Il m’est arrivé de causer avec l’une de ces propagandistes toujours excitées. C’était une étrange personne qui habitait dans un étrange appartement meublé de meubles étranges. Un bahut, dont on devait avoir détruit une moitié, supportait de la vaisselle à fleurs ; sur les portes grises d’une armoire encastrée dans le mur s’accrochaient des chromos et des portraits. Un grand cadre marron emprisonnait des photographies d’hommes et de femmes, soldats des droits féminins, qu’entouraient des dédicaces et des articles de journaux. Sur une table bancale se penchait une lampe sans abat-jour, et sur une autre un encrier cassé voisinait avec des clefs, des ficelles, des épingles. Une étoffe suspendue à une tringle cachait des robes et une charrette d’enfant. Il y avait un peu partout des affiches écarlates. Un fauteuil laqué touchait une chaise de velours vert ; un poêle de fonte paraissait étonné d’être là ; tout le long d’un mur, de grands rouleaux de bois s’alignaient, dont on ne devinait pas l’usage. Cette chambre révélait le beau dédain du philosophe pour les commodités luxueuses de l’existence : qu’importent meubles, tableaux, tapis, rideaux, quand on a ses rêves ! Et cependant on devinait tout de suite que celle qui se contentait d’une demeure si pauvre avait connu de meilleurs jours et des appartemens plus confortables.

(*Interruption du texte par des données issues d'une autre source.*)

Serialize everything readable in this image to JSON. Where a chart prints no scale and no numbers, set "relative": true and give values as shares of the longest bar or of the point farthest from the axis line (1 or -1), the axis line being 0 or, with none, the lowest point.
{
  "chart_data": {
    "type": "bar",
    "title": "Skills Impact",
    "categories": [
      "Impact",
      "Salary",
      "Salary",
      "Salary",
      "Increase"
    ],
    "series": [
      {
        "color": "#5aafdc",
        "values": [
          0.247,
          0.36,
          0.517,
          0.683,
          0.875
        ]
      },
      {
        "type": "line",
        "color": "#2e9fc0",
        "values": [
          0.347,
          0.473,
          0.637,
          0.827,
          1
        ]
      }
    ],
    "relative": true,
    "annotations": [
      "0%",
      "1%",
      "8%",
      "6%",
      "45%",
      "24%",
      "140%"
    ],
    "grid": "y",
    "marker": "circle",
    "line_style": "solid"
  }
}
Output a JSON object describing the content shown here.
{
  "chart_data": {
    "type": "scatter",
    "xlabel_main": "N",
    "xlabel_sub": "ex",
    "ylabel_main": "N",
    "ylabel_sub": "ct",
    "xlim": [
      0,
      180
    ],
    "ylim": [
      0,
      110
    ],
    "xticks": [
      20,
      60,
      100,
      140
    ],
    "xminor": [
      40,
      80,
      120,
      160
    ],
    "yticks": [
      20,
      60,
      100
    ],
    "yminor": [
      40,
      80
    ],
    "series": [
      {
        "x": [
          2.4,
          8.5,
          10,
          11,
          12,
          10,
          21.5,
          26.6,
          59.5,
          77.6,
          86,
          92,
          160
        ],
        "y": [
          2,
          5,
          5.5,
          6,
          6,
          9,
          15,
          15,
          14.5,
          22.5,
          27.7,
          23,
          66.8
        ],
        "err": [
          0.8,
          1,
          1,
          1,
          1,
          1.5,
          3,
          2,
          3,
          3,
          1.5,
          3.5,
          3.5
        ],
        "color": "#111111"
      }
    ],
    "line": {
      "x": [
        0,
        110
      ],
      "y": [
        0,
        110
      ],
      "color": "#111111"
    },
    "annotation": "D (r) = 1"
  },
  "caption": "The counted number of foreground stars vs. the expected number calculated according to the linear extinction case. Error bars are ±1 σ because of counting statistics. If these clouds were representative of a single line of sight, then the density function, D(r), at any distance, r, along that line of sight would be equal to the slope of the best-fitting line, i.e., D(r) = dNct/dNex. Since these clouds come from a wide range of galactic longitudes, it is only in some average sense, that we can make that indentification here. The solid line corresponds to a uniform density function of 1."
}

Pendant la dernière période électorale, elle s’en était allée coller sur les devantures des magasins, sur les réverbères, sur les arbres et jusque sur les capotes des voitures, d’étroites bandes de papier rouge ouvert, des « papillons, » sur lesquels étaient imprimés ces mots : « La femme doit voter : nous voulons le suffrage universel et non le suffrage unisexuel. »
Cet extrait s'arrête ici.